The 2013 report further states that over 44 million across the EU have a work-related illness such as back pain and strains of the arms, shoulders and neck. As a result, up to €240 billion annually in sickness absence and production loss is forfeited.
With these statistics, the Fit for Work Europe Coalition is insisting the member states should concentrate on the growing problem and coordinate action between government departments, businesses and clinicians to confront the predicament. At present, the soundest solution for workers suffering from MSDs is to self-manage their illnesses.
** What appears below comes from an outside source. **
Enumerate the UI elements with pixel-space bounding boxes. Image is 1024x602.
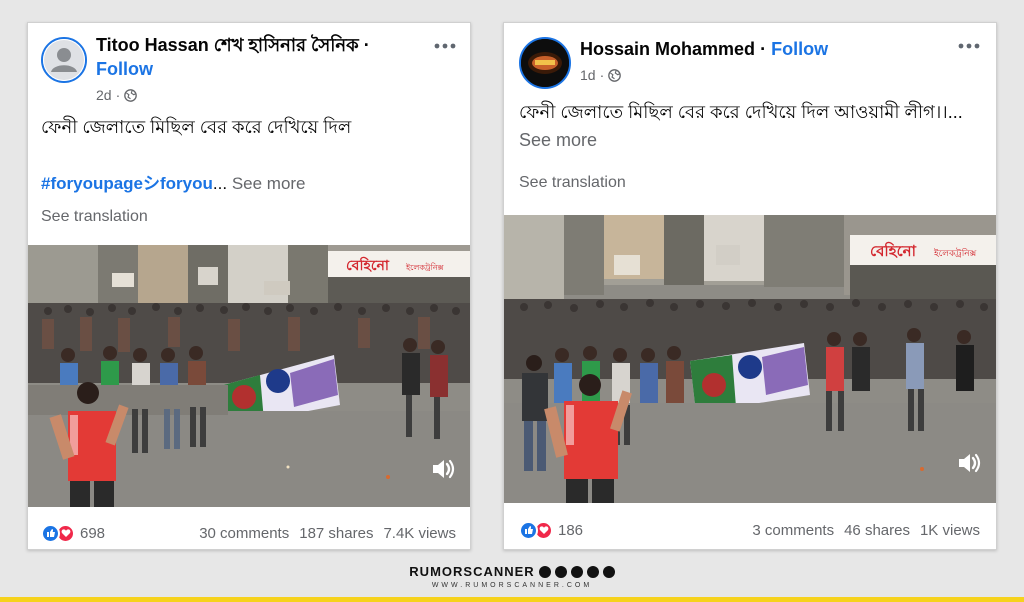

According to the Self-Management of Musculoskeletal Disorders and Employment report of The Work Foundation, self- management is an individual’s aptitude to manage the indications and treatment, along with the physical, psychological and social consequences of living with a chronic disease. It provides a better understanding of and control over an individual’s condition, along with the tools that can ensure others will be able to understand and accommodate their illness.
Nevertheless, government departments, businesses and clinicians should coordinate in advocating self-management amongst affected workers. After all, employers have a responsibility to provide the necessary safety and protective equipment, as personal injury solicitors would say. These legal professionals note that persons who suffered work-related illnesses should file a claim within three years of finding out they had the condition.